As my frequent readers would have noticed already, I have been diving into NoSQL databases recently – in particular Document Databases. But why do we need NoSQL databases in the first place. Surely the relational databases we have been using work fine – in fact they work very well in most situations.
The problem with them is they don’t always scale very well – and when I mean scale, I mean scale really big – across multiple nodes in a cluster. I alluded to this in the first post in this series, but as an aside I have decided to explore why in further detail in this post.
It all comes down to the CAP (or Consistency, Availability and Partition Tolerance) Theorem. This theorem states that when working with distributed systems you can only achieve two of the three goals, so you need to decide what is important to you.
If Consistency is most important then you would choose a relational database which excels at Consistency. Examples of when Consistency would be important are in financial systems or nuclear power stations, where it is critical that every piece of data is accounted for.

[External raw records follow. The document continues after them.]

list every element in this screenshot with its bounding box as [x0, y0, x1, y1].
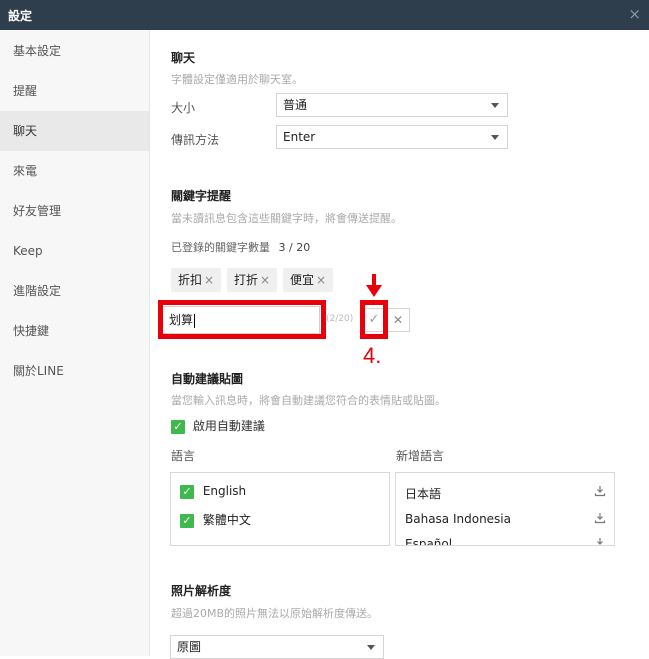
sidebar-item-friends[interactable]: 好友管理: [0, 191, 149, 231]
section-title-stickers: 自動建議貼圖: [171, 372, 244, 386]
close-icon[interactable]: ×: [628, 5, 641, 23]
selected-languages-list: ✓ English ✓ 繁體中文: [170, 472, 390, 546]
photo-desc: 超過20MB的照片無法以原始解析度傳送。: [171, 607, 379, 620]
send-method-select[interactable]: Enter: [276, 125, 508, 149]
sidebar-item-advanced[interactable]: 進階設定: [0, 271, 149, 311]
language-label: English: [202, 484, 247, 498]
cancel-keyword-button[interactable]: ✕: [386, 308, 410, 332]
download-icon[interactable]: [594, 512, 606, 524]
keyword-tag-label: 折扣: [178, 273, 203, 287]
section-title-keywords: 關鍵字提醒: [171, 189, 232, 203]
font-note: 字體設定僅適用於聊天室。: [171, 73, 303, 86]
close-icon: ✕: [392, 313, 404, 327]
size-select[interactable]: 普通: [276, 93, 508, 117]
chevron-down-icon: [491, 135, 499, 140]
title-bar: 設定 ×: [0, 0, 649, 30]
sidebar-item-notifications[interactable]: 提醒: [0, 71, 149, 111]
sidebar-item-about[interactable]: 關於LINE: [0, 351, 149, 391]
download-icon[interactable]: [594, 485, 606, 497]
chevron-down-icon: [491, 103, 499, 108]
checkmark-icon: ✓: [171, 419, 185, 434]
available-language-item: 日本語: [405, 487, 442, 501]
send-method-label: 傳訊方法: [171, 133, 220, 147]
stickers-desc: 當您輸入訊息時，將會自動建議您符合的表情貼或貼圖。: [171, 394, 446, 407]
keyword-char-count: (2/20): [326, 314, 354, 324]
add-languages-label: 新增語言: [396, 449, 445, 463]
download-icon[interactable]: [594, 537, 606, 546]
arrow-down-icon: [366, 274, 382, 297]
keyword-tag: 打折 ×: [227, 268, 277, 292]
keyword-count-row: 已登錄的關鍵字數量 3 / 20: [171, 239, 310, 255]
available-language-item: Bahasa Indonesia: [405, 512, 511, 526]
sidebar-item-basic[interactable]: 基本設定: [0, 31, 149, 71]
keyword-tag-label: 便宜: [290, 273, 315, 287]
enable-suggestions-checkbox[interactable]: ✓ 啟用自動建議: [171, 417, 265, 434]
highlight-confirm-box: [360, 300, 388, 339]
sidebar: 基本設定 提醒 聊天 來電 好友管理 Keep 進階設定 快捷鍵 關於LINE: [0, 30, 150, 656]
highlight-input-box: [158, 300, 326, 339]
remove-tag-icon[interactable]: ×: [316, 273, 326, 287]
checkmark-icon: ✓: [180, 484, 194, 499]
checkmark-icon: ✓: [180, 513, 194, 528]
window-title: 設定: [8, 9, 33, 23]
keyword-tag: 折扣 ×: [171, 268, 221, 292]
size-label: 大小: [171, 101, 196, 115]
sidebar-item-calls[interactable]: 來電: [0, 151, 149, 191]
keyword-tag: 便宜 ×: [283, 268, 333, 292]
keyword-tag-label: 打折: [234, 273, 259, 287]
remove-tag-icon[interactable]: ×: [204, 273, 214, 287]
language-item[interactable]: ✓ English: [180, 484, 246, 499]
chevron-down-icon: [367, 645, 375, 650]
send-method-value: Enter: [283, 130, 316, 144]
keyword-count-label: 已登錄的關鍵字數量: [171, 241, 270, 254]
sidebar-item-shortcuts[interactable]: 快捷鍵: [0, 311, 149, 351]
sidebar-item-chat[interactable]: 聊天: [0, 111, 149, 151]
photo-resolution-value: 原圖: [177, 640, 202, 654]
photo-resolution-select[interactable]: 原圖: [170, 635, 384, 659]
section-title-chat: 聊天: [171, 51, 196, 65]
available-language-item: Español: [405, 537, 453, 546]
enable-suggestions-label: 啟用自動建議: [192, 419, 265, 433]
section-title-photo: 照片解析度: [171, 584, 232, 598]
settings-panel: 聊天 字體設定僅適用於聊天室。 大小 普通 傳訊方法 Enter 關鍵字提醒 當…: [150, 30, 649, 659]
keyword-count-value: 3 / 20: [278, 241, 311, 254]
language-label: 繁體中文: [202, 513, 251, 527]
languages-label: 語言: [171, 449, 196, 463]
size-select-value: 普通: [283, 98, 308, 112]
language-item[interactable]: ✓ 繁體中文: [180, 511, 251, 528]
keywords-desc: 當未讀訊息包含這些關鍵字時，將會傳送提醒。: [171, 212, 402, 225]
remove-tag-icon[interactable]: ×: [260, 273, 270, 287]
step-annotation: 4.: [363, 343, 382, 368]
available-languages-list: 日本語 Bahasa Indonesia Español: [395, 472, 615, 546]
sidebar-item-keep[interactable]: Keep: [0, 231, 149, 271]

However, in most cases, “eventual consistency” is all that matters. For example in a content management system if a Page Editor updates a page it is not critical that every user sees that change immediately, as long as at some time in the near future (seconds or minutes) the update is visible.
In most applications it is more important that some version of the data is available at all times – i.e. the A or Availability of the CAP theorem. In systems that focus on Availability, server uptime is more important than the exact version of the data.
Finally, the P or Partition Tolerance defines the ability of the data to be distributed (partitioned) across multiple servers – this allows for hugely scalable systems, like Google or Facebook.
Document Databases (as with most NoSQL databases) excel at the A (Availability) and P (Partition Tolerance) corners of the triad and so are less good at Consistency - eventual consistency is good enough.
Thus Document Databases are fast and can scale, but would never be used to run a financial system or a nuclear power station.